Problem statement: Show that $R^2$ cannot be written as a countable union of zero sets of non-trivial polynomials. Note that the zero set of a polynomial $p(x,y)$ is $\{(x,y) : p(x,y) = 0$}.
My attempt: I'm fairly sure that this is a Baire category theorem problem. If we could show that any zero set of a non-trivial polynomial is nowhere dense, ie, has an empty interior, we would be done, since $R^2$ is locally compact, I think. However, I'm unsure of how to show this.
So far, I have written that, if $A = \{(x,y) : p(x,y) = 0\}$, for some polynomial $p$, and $(x',y') \in \left(\bar{A}\right)^o$, then for some $\epsilon > 0$, there exists $B((x',y'),\epsilon) \subset \bar{A}$. Now, we also have that if $(a,b) \in B((x',y'),\epsilon)$, for any $r$, there exists some point $(\alpha,\beta) \in B((a,b),r)$ such that $p(\alpha,\beta) = 0$. Theoretically, there should be a contradiction somewhere here, but I can't see it.
Another idea to mess around with was to possibly try showing that each zero set has measure $0$, and therefore $R^2$ could not be written as the countable union of $0$ sets... I immediately jumped to trying to use Baire Category, but it's entirely possible that I'm just doing this all wrong!

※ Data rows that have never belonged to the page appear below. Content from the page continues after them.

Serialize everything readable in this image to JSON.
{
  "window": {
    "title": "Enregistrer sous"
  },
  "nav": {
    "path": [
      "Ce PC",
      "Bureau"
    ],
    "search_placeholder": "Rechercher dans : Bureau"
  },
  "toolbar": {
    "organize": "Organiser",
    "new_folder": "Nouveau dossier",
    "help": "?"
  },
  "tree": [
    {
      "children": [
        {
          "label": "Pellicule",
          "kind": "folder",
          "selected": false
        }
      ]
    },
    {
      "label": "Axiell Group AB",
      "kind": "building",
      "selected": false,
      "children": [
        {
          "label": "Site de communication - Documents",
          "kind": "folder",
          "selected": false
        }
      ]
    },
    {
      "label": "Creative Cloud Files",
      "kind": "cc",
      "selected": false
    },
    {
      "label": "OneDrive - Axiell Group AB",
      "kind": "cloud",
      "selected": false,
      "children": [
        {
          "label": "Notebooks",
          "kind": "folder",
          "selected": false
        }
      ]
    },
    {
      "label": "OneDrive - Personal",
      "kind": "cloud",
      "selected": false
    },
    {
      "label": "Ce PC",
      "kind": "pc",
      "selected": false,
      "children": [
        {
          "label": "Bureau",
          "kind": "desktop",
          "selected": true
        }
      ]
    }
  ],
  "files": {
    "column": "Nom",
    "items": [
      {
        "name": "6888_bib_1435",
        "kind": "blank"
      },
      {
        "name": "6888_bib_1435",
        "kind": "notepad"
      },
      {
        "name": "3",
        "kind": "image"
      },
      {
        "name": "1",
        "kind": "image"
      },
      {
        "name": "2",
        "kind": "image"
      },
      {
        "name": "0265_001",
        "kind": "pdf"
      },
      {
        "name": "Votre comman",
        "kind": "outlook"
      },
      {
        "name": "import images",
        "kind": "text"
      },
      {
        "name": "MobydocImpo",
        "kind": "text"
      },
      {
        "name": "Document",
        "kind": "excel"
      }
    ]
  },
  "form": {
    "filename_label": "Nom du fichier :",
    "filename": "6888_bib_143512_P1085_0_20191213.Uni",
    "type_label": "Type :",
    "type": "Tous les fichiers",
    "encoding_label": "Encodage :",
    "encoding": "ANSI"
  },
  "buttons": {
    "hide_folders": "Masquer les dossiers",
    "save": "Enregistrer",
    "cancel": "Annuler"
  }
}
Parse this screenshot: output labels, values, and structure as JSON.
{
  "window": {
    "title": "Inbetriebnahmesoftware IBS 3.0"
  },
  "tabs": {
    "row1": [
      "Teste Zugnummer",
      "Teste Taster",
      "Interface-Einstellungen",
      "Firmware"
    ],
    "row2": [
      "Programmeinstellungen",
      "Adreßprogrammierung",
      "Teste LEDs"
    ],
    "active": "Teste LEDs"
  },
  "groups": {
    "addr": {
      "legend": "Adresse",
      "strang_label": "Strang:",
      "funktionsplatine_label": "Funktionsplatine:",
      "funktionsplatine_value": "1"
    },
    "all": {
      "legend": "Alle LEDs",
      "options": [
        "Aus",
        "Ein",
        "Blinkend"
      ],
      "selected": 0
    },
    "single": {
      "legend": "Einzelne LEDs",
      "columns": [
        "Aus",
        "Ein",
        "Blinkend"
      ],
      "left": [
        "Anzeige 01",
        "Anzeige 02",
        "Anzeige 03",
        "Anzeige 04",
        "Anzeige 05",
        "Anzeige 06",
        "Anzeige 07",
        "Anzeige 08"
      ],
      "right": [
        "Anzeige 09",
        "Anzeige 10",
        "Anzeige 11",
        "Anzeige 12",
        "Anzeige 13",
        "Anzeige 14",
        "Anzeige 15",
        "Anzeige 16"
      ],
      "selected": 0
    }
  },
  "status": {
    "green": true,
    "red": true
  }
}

Basically, I'm stuck here, and I would really appreciate a hint in the right direction on where to go from here.
Hint: if $f \in \mathbb{R}[t]$, $f$ has either finitely many roots, or $f$ is identically zero. So if $p \in \mathbb{R}[x, y]$ and $p$ vanishes on an open subset $U$ of $\mathbb{R}^2$, then $p$ vanishes on $\mathbb{R}^2$, because, for any $(x_0, y_0) \in U$ and every $(x, y) \in \mathbb{R}^2$, the polynomial $q(t) = p(x_0 + tx, y_0 + ty)$ has infinitely many roots and hence is identically zero. So the zero set of a non-trivial $p$ is nowhere dense and you can apply the Baire category theorem.